Pío XII veía en una democracia sana, una esperanzadora garantía para la construcción de la paz en el mundo de la posguerra; confiaba también en que la democracia ayudaría a prevenir que se volviera a caer en el absolutismo. La Alemania nazi y los sufrimientos de la población de la Unión Soviética habían sido consecuencias de decisiones de gobernantes absolutistas como lo fueron Hitler y Stalin.
Para Pío XII las bases de la democracia consisten en el derecho de los ciudadanos de hacerse escuchar. El derecho de los ciudadanos a hacerse escuchar está fundado en su dignidad de seres humanos. Fue claro Pío XII en cuanto a los derechos de los ciudadanos en la democracia: tener el derecho de manifestar su parecer sobre los deberes y sacrificios que se le imponen; no verse obligados a obedecer sin haber sido oídos. Pío XII dice que se reconoce una democracia sana y equilibrada, en la solidez y armonía entre los ciudadanos y el gobierno.
Pueblo y masa
Vimos también que para Pío XII la enemiga capital de la verdadera democracia y de su ideal de libertad y de igualdad es la masa, que el papa describe como esa aglomeración amorfa de individuos que no tiene vida propia sino que es llevada y traída por fuerzas externas. De esa masa Pío XII dice que es juguete fácil en manos de cualquiera que explota sus instintos y está dispuesta a seguir hoy una bandera y mañana otra. El pueblo a diferencia de la masa, es consciente de sus propias responsabilidades y tiene sus propias convicciones.
En palabras textuales de Pío XII, así describe al pueblo, a diferencia de la masa: En un pueblo digno de tal nombre, el ciudadano siente en sí mismo la conciencia de su personalidad, de sus deberes y de sus derechos, de su libertad unida al respeto de la libertad y de la dignidad de los demás.
Después de exponer los requisitos de parte de los ciudadanos para una sana democracia, que se pueden resumir en su derecho a hacerse oír y manifestar su parecer sobre los sacrificios y deberes que se le imponen, Pío XII expuso los requisitos de parte de los gobernantes.
Dios es fundamento de la autoridad
De ellos dijo el papa que es necesaria la autoridad, que tiene su fundamento en Dios; expuso el papel del órgano legislativo y previno sobre el peligro de que la democracia derive en el absolutismo.
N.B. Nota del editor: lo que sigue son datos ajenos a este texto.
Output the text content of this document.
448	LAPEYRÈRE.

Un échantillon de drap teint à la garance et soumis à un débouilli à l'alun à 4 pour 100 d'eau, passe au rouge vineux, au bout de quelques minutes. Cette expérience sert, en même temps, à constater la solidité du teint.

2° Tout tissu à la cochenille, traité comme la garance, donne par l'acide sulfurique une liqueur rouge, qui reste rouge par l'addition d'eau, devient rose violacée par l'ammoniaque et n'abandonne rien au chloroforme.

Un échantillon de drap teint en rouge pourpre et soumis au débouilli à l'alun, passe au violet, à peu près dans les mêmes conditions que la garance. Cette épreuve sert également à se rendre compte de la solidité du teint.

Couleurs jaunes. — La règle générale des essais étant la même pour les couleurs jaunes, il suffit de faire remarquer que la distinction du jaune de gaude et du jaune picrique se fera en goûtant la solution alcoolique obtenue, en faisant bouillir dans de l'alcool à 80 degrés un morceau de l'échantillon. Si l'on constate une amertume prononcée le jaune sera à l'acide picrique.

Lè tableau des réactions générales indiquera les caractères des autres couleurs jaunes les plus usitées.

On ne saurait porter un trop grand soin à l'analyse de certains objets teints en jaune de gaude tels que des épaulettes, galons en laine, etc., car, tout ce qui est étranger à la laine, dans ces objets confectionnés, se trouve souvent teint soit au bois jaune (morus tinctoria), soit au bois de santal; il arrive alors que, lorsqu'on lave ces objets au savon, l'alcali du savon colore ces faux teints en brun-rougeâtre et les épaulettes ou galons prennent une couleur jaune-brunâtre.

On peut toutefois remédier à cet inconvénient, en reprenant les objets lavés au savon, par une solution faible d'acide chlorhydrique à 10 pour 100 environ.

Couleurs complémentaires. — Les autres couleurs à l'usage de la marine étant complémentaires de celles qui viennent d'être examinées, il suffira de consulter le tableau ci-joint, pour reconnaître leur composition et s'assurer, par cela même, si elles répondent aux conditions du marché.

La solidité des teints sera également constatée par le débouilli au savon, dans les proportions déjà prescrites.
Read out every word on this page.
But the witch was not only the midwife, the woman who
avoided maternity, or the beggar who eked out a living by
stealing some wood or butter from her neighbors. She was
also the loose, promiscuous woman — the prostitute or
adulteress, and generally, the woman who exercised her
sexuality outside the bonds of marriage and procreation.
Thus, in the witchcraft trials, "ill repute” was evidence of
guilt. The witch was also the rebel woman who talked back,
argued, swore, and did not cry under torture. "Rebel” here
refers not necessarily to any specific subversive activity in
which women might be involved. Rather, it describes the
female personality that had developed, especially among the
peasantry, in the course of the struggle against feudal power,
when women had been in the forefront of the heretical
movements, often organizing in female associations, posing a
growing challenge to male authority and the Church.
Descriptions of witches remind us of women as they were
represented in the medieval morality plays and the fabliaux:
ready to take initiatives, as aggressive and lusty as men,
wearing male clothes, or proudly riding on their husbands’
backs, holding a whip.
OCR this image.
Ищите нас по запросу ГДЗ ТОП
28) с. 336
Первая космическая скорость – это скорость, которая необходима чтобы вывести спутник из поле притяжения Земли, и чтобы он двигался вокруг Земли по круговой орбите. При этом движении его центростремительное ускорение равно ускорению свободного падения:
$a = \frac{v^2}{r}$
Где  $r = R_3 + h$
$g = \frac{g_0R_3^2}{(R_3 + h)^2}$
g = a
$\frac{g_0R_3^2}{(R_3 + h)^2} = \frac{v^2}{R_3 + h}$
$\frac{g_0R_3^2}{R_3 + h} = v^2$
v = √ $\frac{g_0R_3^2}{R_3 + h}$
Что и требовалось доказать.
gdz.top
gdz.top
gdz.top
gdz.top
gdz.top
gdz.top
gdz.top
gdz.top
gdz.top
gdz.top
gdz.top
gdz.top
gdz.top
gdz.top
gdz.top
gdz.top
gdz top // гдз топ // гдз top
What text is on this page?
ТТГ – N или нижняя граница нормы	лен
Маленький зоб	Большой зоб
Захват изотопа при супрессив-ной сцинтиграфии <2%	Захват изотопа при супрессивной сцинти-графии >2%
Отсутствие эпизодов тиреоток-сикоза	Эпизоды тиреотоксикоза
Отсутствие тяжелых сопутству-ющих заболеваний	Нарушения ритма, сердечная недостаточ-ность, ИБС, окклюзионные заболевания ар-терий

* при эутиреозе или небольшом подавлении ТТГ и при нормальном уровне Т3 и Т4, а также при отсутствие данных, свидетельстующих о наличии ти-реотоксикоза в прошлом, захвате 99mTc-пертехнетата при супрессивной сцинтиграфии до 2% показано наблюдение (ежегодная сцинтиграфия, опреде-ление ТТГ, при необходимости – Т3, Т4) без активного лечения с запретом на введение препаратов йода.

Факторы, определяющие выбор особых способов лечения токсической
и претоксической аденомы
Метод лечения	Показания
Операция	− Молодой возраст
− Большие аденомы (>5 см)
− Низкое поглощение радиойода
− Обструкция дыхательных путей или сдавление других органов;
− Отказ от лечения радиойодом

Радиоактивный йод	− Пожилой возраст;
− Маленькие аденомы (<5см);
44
Esto se encuentra en el mensaje de Navidad de 1944 de los números 20 a 30. Veamos el texto mismo de la alocución:
El Estado democrático, monárquico o republicano, como cualquier otra forma de gobierno, debe estar investido con el poder de mandar con autoridad verdadera y efectiva. El orden mismo absoluto de los seres y de los fines, que presenta al hombre como persona autónoma, es decir, como sujeto de deberes y de derechos inviolables, raíz y término de su vida social, abraza igualmente al Estado como sociedad necesaria, revestida de la autoridad, sin la cual no podría ni existir ni vivir. Porque si los hombres, valiéndose de su libertad personal, negasen toda dependencia de una autoridad superior provista del derecho de coacción, por el mismo hecho socavarían el fundamento de su propia dignidad y libertad, o lo que es lo mismo, aquel orden absoluto de los seres y de los fines.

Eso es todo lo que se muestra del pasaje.